Imagine state-defined curriculas where students freely choose for each course which licensed lecturer they take the course from. Lecturers work as independent freelancers for themselves not for a University. Students have the freedom to pick the most interesting and best teachers. The quality of a students education would not be measured anymore by University names but by the names of lecturers they took classes from.

  • Lecturers would teach their courses in the Metaverse/Cyberspace/Virtual Reality. We saw that online teaching during Corona didn’t really work, because the medium we used to deliver the lectures was too narrow, but it might be the case that the Metaverse actually turns out to deliver on its promises, being a great medium for teaching.
  • Connecting students and teachers should not be a big issue and too difficult. We have seen in recent years the rise of myriads of platforms connecting people offering various services, which can also be rated. This is an achievement of Web 2.0 and we can leverage it directly for the future.
  • A fundamental question is obviously who is paying for the education. There are two options here: first, students pay all themselves e.g. 50€ per ECTS, which creates an incentive for them to work hard. However I have seen during my time in the UK that this works exactly the other way round: the quality is not increasing, but decreasing because students have now a much higher leverage because they pay for education and complaints have much more weight. So there is the second option: fully state-funded. Given that Unis are either put out of business or completely transformed, the state does not have to subsidise them anymore, saving millions, which can directly be funneled back to students.
  • A very fundamental problem, which has not been solved by the current system is how to create meaningful and useful ratings of teachers. Just asking students is only a minor facet of the whole picture. In the end a Software Engineering teachers value must be measured by how valuable a computer scientist in the industry is, therefore an employer could write a letter of recommendation for a teacher if they are satisfied with skills a new employee learned from a lecturer. This is also not a perfect metric, but it goes in the right direction and is much more meaningful than “number of graduates”.
  • If Universities go out of business, then what happens to research? This shouldn’t be a big deal as well: there are already quite a large number of research companies - the state could go on funding them. Or Unis have transformed into research-first hubs, offering their researchers also the opportunity to teach their findings (which would bring us back to the original idea of Unis).

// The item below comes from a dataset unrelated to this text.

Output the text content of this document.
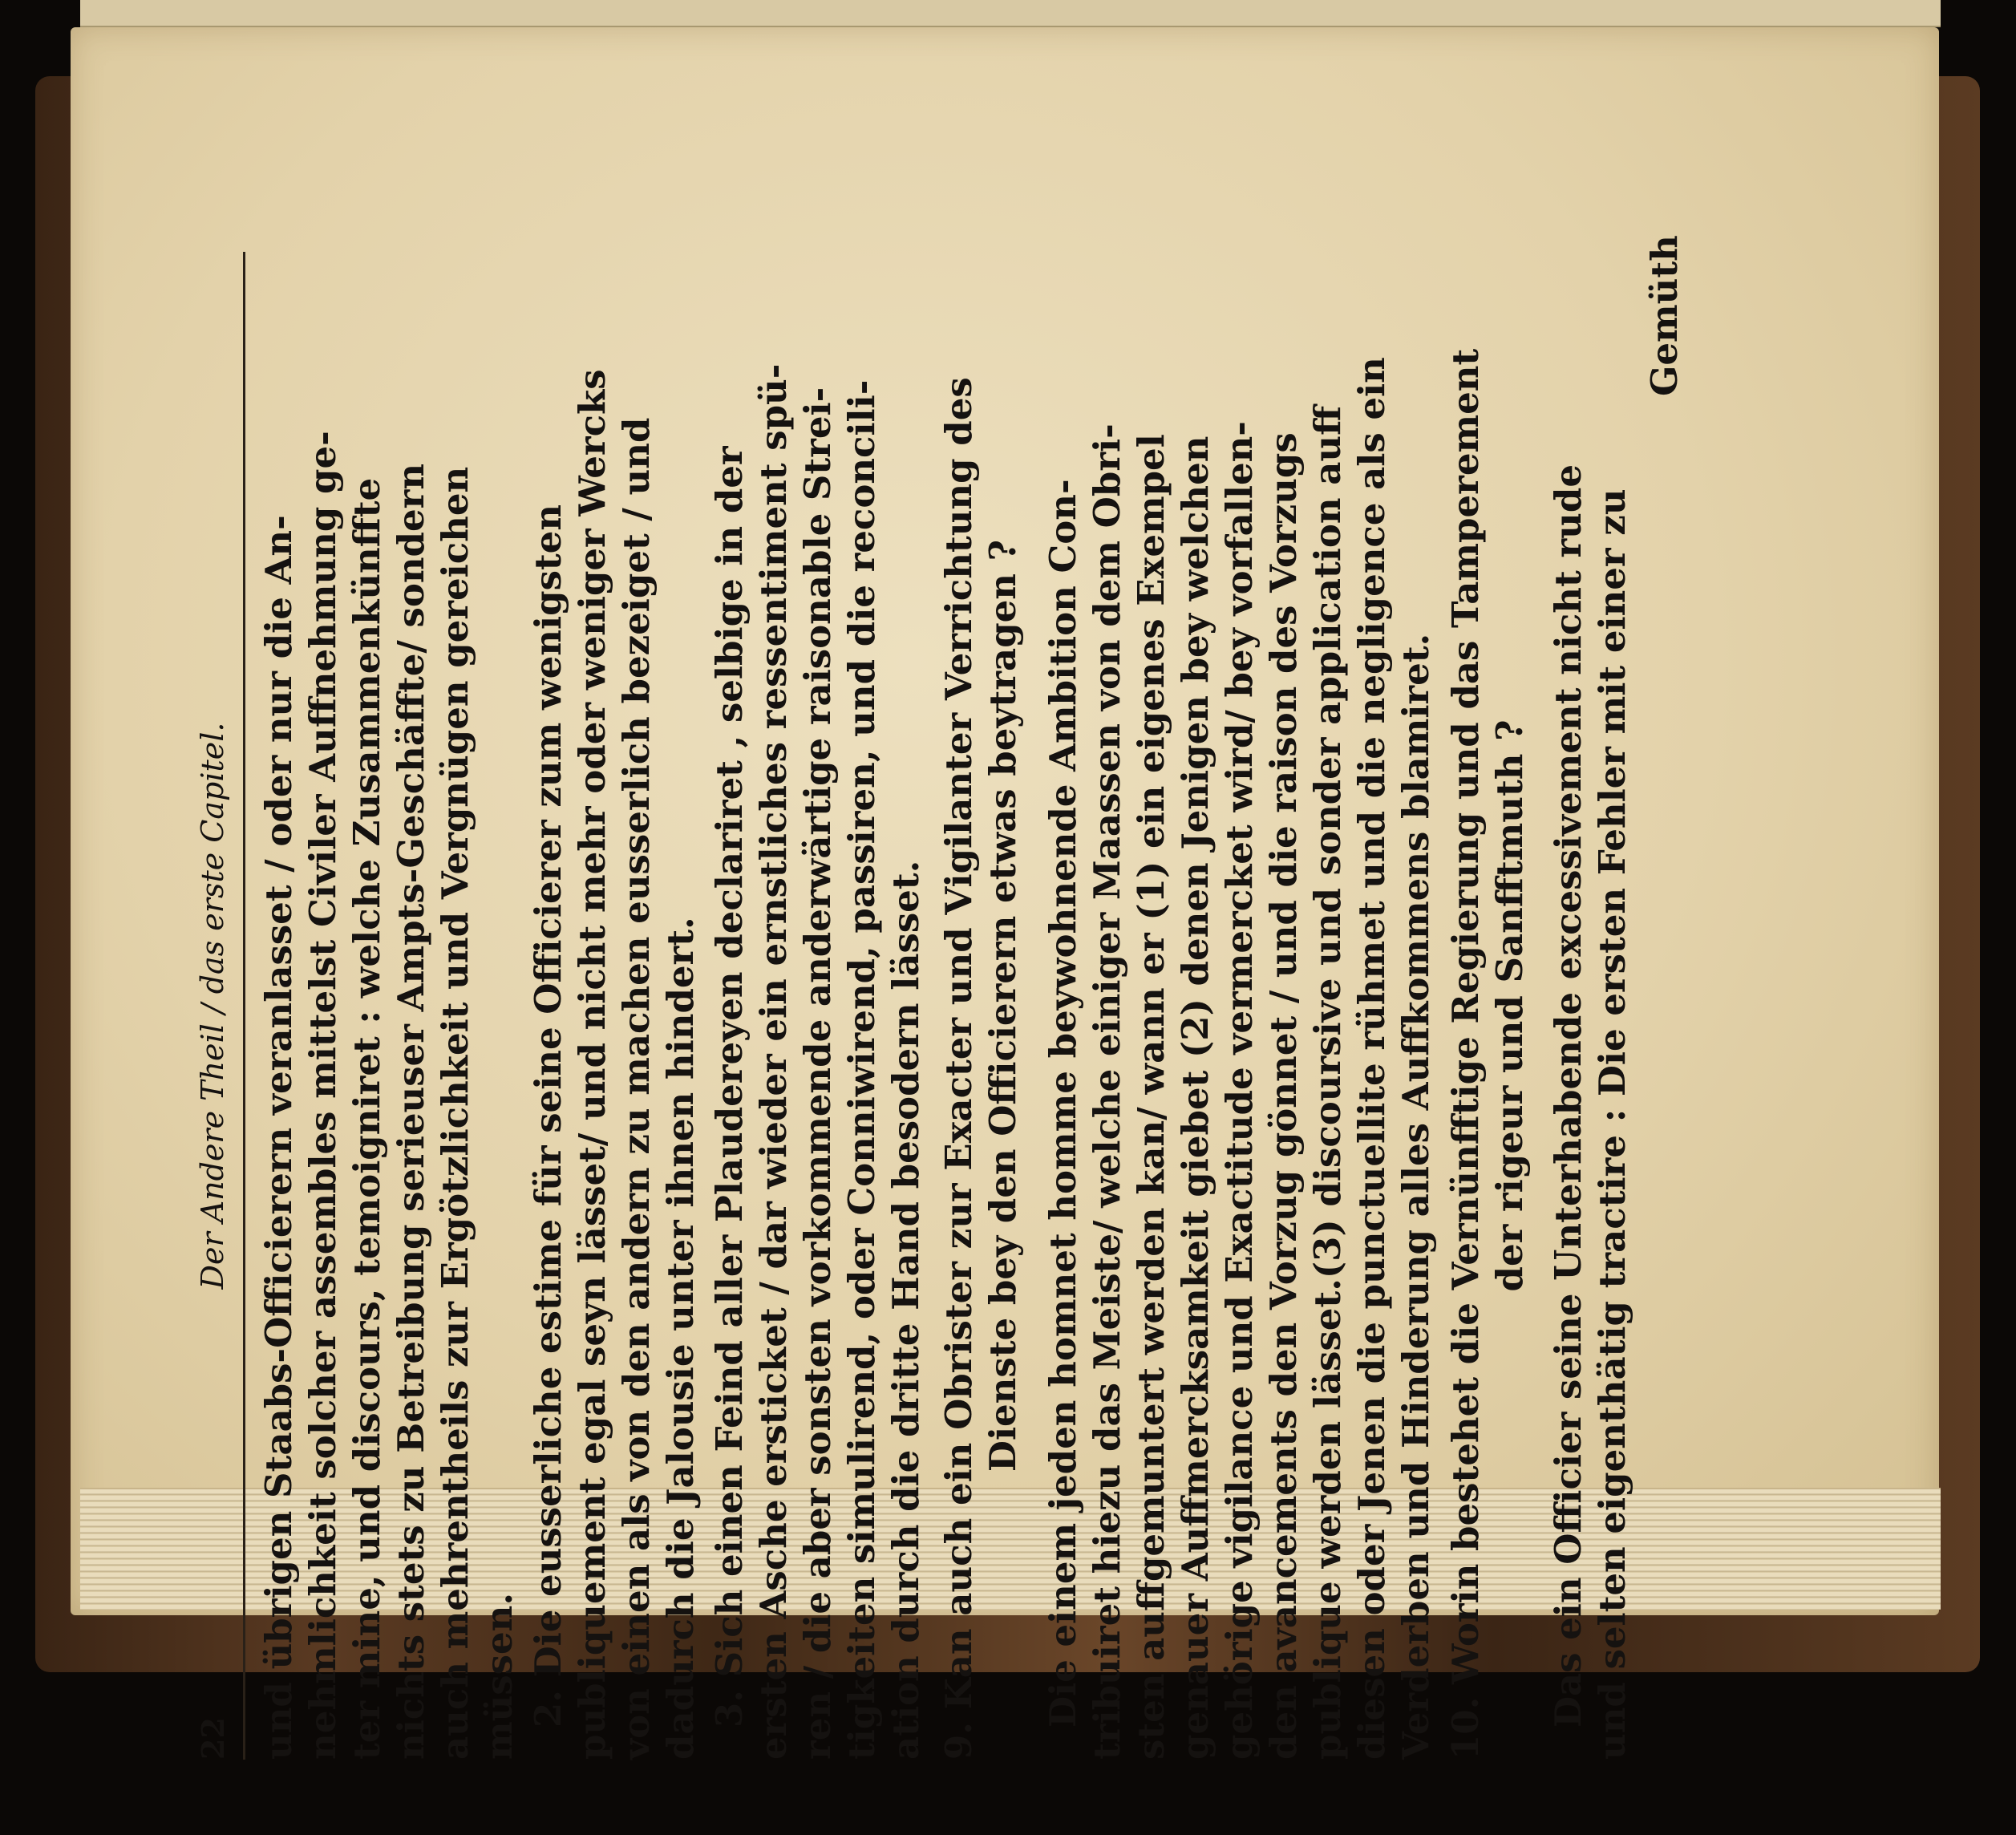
22
Der Andere Theil / das erste Capitel. und übrigen Staabs-Officierern veranlasset / oder nur die An- nehmlichkeit solcher assembles mittelst Civiler Auffnehmung ge- ter mine, und discours, temoigniret : welche Zusammenkünffte nichts stets zu Betreibung serieuser Ampts-Geschäffte/ sondern auch mehrentheils zur Ergötzlichkeit und Vergnügen gereichen müssen. 2. Die eusserliche estime für seine Officierer zum wenigsten publiquement egal seyn lässet/ und nicht mehr oder weniger Wercks von einen als von den andern zu machen eusserlich bezeiget / und dadurch die Jalousie unter ihnen hindert. 3. Sich einen Feind aller Plaudereyen declariret , selbige in der ersten Asche ersticket / dar wieder ein ernstliches ressentiment spü- ren / die aber sonsten vorkommende anderwärtige raisonable Strei- tigkeiten simulirend, oder Conniwirend, passiren, und die reconcili- ation durch die dritte Hand besodern lässet. 9. Kan auch ein Obrister zur Exacter und Vigilanter Verrichtung des Dienste bey den Officierern etwas beytragen ? Die einem jeden homnet homme beywohnende Ambition Con- tribuiret hiezu das Meiste/ welche einiger Maassen von dem Obri- sten auffgemuntert werden kan/ wann er (1) ein eigenes Exempel genauer Auffmercksamkeit giebet (2) denen Jenigen bey welchen gehörige vigilance und Exactitude vermercket wird/ bey vorfallen- den avancements den Vorzug gönnet / und die raison des Vorzugs publique werden lässet.(3) discoursive und sonder application auff diesen oder Jenen die punctuellite rühmet und die negligence als ein Verderben und Hinderung alles Auffkommens blamiret. 10. Worin bestehet die Vernünfftige Regierung und das Tamperement der rigeur und Sanfftmuth ? Das ein Officier seine Unterhabende excessivement nicht rude und selten eigenthätig tractire : Die ersten Fehler mit einer zu
Gemüth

I am very well aware that it is unclear whether such a transformation changes everything for the better, and I doubt it will - as it is usual the case, things are much more nuanced and do not have just positive or negative consequences. The above picture is just one of many, many possibilities - how exactly it is going to turn out obviously no one knows. This means that ultimately I doubt the exact outcome of my vision but I am confident enough, that I think that it will contain parts of it.

In whatever way the change is going to turn out, I believe that the higher education system will inevitably see fundamental, transformative changes, which will come from the digital transformation, whether it will be from a Metaverse-like technology or from something entirely else. The higher education system is in its last days, it has to die to make way for something new - change is inevitable, the only question is when.